The older man shook his head. ”I've known sorrow, boy, but the lesson of it, never. Men say there is a thing to be learned from sorrow, but to me it has brought only rebellion and bitterness. So I've missed the good of it because it came upon me through arrogance and injustice--not my own. So now I say to you--if it was at the expense of your soul I saved your life, it were better I had let you go down. Lad,--you've brought me a softness,--it's like what a man feels for a woman. I'm glad it's come back to me. It is good to feel. I'd make a son of you,--but--for the truth's sake tell me a bit more.”
”I had a friend and I killed him. I was angry and killed him. I have left my name in his grave.” Harry King rose and walked away and stood s.h.i.+vering in the entrance of the shed. Then he came back and spoke humbly. ”Do with me what you will, but call me Harry King. I have nothing on earth but the clothes on my body, and they are in rags. If you have work for me to do, let me do it, in mercy. If not, let me go back to the plains and die there.”
”How long ago was this?”
”More--more than two years ago--yes, three--perhaps.”
”And where have you been?”
”Knocking about--hiding. For a while I had work on the road they are building--”
”Road? What road?”
”The new railroad across the continent.”
”Where, young man, where?”
”From Chicago on. They got it as far as Cheyenne, but that was the very place of all others where they would be apt to hunt for me. I got news of a detective hanging about the camp, and I was sure he had come there to track me. I had my wages and my clothes, and when I found they had traced me there, I spent all I had for my horse and took my pack and struck out over the plains.” He paused and wiped the cold drops from his forehead, then lifted his head with gathered courage.
”One day,--I found these people, nigh starving for both water and food, and without strength to go where they could be provided for.
They, too, were refugees, I learned, and so I cast my lot with theirs, and served them as best I could.”
”And now they have fallen to the two of us to provide for.

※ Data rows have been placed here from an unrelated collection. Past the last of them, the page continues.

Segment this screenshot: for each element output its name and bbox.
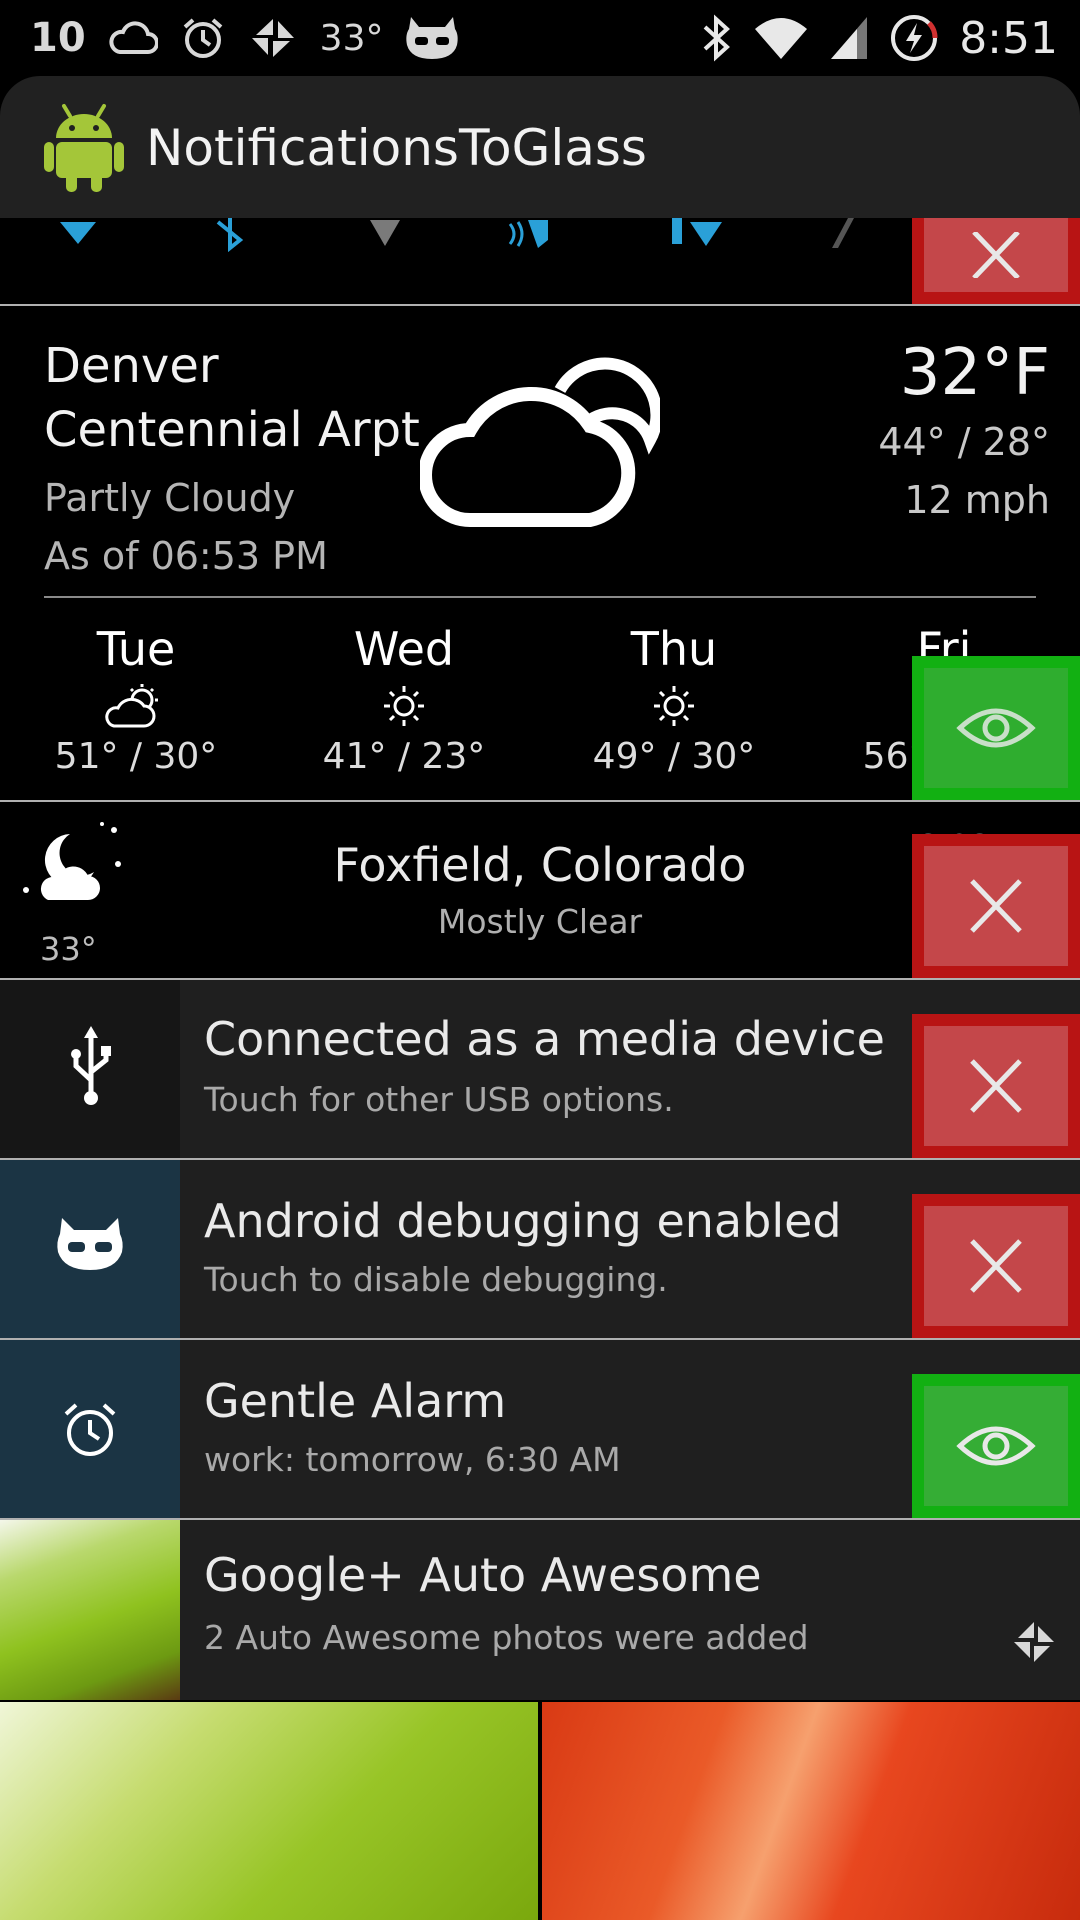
- notification-icon-area: [0, 980, 180, 1158]
- notification-weather-foxfield[interactable]: 33° Foxfield, Colorado Mostly Clear 8:08…: [0, 802, 1080, 980]
- weather-as-of: As of 06:53 PM: [44, 534, 328, 578]
- cell-signal-icon: [831, 17, 868, 59]
- notification-title: Google+ Auto Awesome: [204, 1548, 762, 1602]
- partly-cloudy-night-icon: [420, 357, 660, 527]
- forecast-day-label: Thu: [630, 622, 718, 676]
- eye-icon: [956, 1426, 1036, 1466]
- sun-icon: [384, 686, 424, 726]
- close-icon: [970, 879, 1022, 933]
- usb-icon: [71, 1026, 111, 1105]
- notification-auto-awesome[interactable]: Google+ Auto Awesome 2 Auto Awesome phot…: [0, 1520, 1080, 1700]
- signal-toggle-icon[interactable]: [366, 218, 404, 248]
- quick-settings-row: [0, 218, 1080, 306]
- dismiss-button[interactable]: [912, 834, 1080, 978]
- sound-toggle-icon[interactable]: [504, 218, 574, 252]
- google-plus-pinwheel-icon: [1014, 1622, 1054, 1662]
- notification-title: Android debugging enabled: [204, 1194, 842, 1248]
- bluetooth-toggle-icon[interactable]: [212, 218, 248, 252]
- brightness-toggle-icon[interactable]: [828, 218, 858, 252]
- notification-count: 10: [30, 15, 86, 61]
- notification-subtitle: Touch for other USB options.: [204, 1080, 674, 1119]
- status-bar-right: 8:51: [701, 10, 1058, 66]
- auto-awesome-photo-2[interactable]: [542, 1702, 1080, 1920]
- notification-subtitle: work: tomorrow, 6:30 AM: [204, 1440, 621, 1479]
- cyanogen-mascot-icon: [406, 17, 459, 59]
- alarm-clock-icon: [64, 1403, 116, 1456]
- wifi-toggle-icon[interactable]: [56, 218, 100, 248]
- weather-condition: Partly Cloudy: [44, 476, 296, 520]
- forecast-temps: 49° / 30°: [592, 736, 756, 777]
- google-plus-pinwheel-icon: [251, 19, 294, 57]
- weather-widget[interactable]: Denver Centennial Arpt Partly Cloudy As …: [0, 306, 1080, 802]
- eye-icon: [956, 708, 1036, 748]
- battery-charging-icon: [891, 15, 938, 61]
- close-icon: [970, 1059, 1022, 1113]
- dismiss-button[interactable]: [912, 1194, 1080, 1338]
- notification-debugging[interactable]: Android debugging enabled Touch to disab…: [0, 1160, 1080, 1340]
- clock: 8:51: [959, 12, 1058, 64]
- cyanogen-mascot-icon: [57, 1218, 123, 1270]
- notification-icon-area: [0, 1160, 180, 1338]
- notification-icon-area: [0, 1340, 180, 1518]
- forecast-day-label: Tue: [96, 622, 176, 676]
- android-logo-icon: [44, 104, 124, 192]
- forecast-temps: 41° / 23°: [322, 736, 486, 777]
- dismiss-button[interactable]: [912, 218, 1080, 304]
- app-title: NotificationsToGlass: [146, 119, 647, 177]
- notification-usb[interactable]: Connected as a media device Touch for ot…: [0, 980, 1080, 1160]
- close-icon: [970, 1239, 1022, 1293]
- partly-cloudy-icon: [105, 684, 158, 728]
- wifi-icon: [755, 18, 808, 59]
- cloud-icon: [109, 21, 158, 54]
- notification-subtitle: 2 Auto Awesome photos were added: [204, 1618, 809, 1657]
- weather-location-line2: Centennial Arpt: [44, 402, 420, 458]
- notification-alarm[interactable]: Gentle Alarm work: tomorrow, 6:30 AM: [0, 1340, 1080, 1520]
- alarm-icon: [183, 18, 222, 58]
- view-on-glass-button[interactable]: [912, 656, 1080, 800]
- auto-awesome-thumbnail: [0, 1520, 180, 1700]
- auto-awesome-photo-1[interactable]: [0, 1702, 538, 1920]
- weather-current-temp: 32°F: [899, 336, 1050, 410]
- weather-location-line1: Denver: [44, 338, 219, 394]
- rotation-toggle-icon[interactable]: [668, 218, 728, 252]
- forecast-day: Thu 49° / 30°: [574, 622, 774, 777]
- weather-wind: 12 mph: [904, 478, 1050, 522]
- dismiss-button[interactable]: [912, 1014, 1080, 1158]
- forecast-day: Tue 51° / 30°: [36, 622, 236, 777]
- forecast-day: Wed 41° / 23°: [304, 622, 504, 777]
- status-temperature: 33°: [319, 17, 384, 59]
- sun-icon: [654, 686, 694, 726]
- bluetooth-icon: [703, 14, 731, 62]
- view-on-glass-button[interactable]: [912, 1374, 1080, 1518]
- forecast-day-label: Wed: [353, 622, 455, 676]
- forecast-temps: 51° / 30°: [54, 736, 218, 777]
- notification-title: Connected as a media device: [204, 1012, 885, 1066]
- weather-divider: [44, 596, 1036, 598]
- weather-hi-lo: 44° / 28°: [878, 420, 1050, 464]
- status-bar-left: 10 33°: [30, 10, 459, 66]
- notification-title: Gentle Alarm: [204, 1374, 507, 1428]
- notification-subtitle: Touch to disable debugging.: [204, 1260, 668, 1299]
- close-icon: [972, 232, 1020, 278]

You say, give you work? I've lived here these twenty years and found work for no man but myself. I've found plenty of that--just to keep alive, part of the time. It's bad here in the winter--if the stores give out. Tell me what you know of these women.”
”Where is the man?”
”Dead. I found him dead before I reached them. I left him lying where I found him, and pushed on--got there just in time. He wasn't three hours away from them as a man walks. I made them as comfortable as I could and saw that no Indians were about, nor had been, they said; so I ventured back and made a grave for him as best I could, and told the daughter only, for the old lady seemed out of her head. I don't know what we can do with her if she gets worse. I don't know.” As the big man talked he noticed the younger one growing calmer and listening intently.
”Before I buried him I searched him and found a few papers--just letters in a strange language, and from the feeling of his coat I judged others were hid--sewed in it, so I fetched it back to her--the young one. You thought I was long gone, and there was where you made the blunder. How did you suppose I came by the pack mule and the other horse?”
”When I saw them, I knew you must have gone to Higgins' Camp and back, but how could I know it before? You might have been in need of me, and of food.”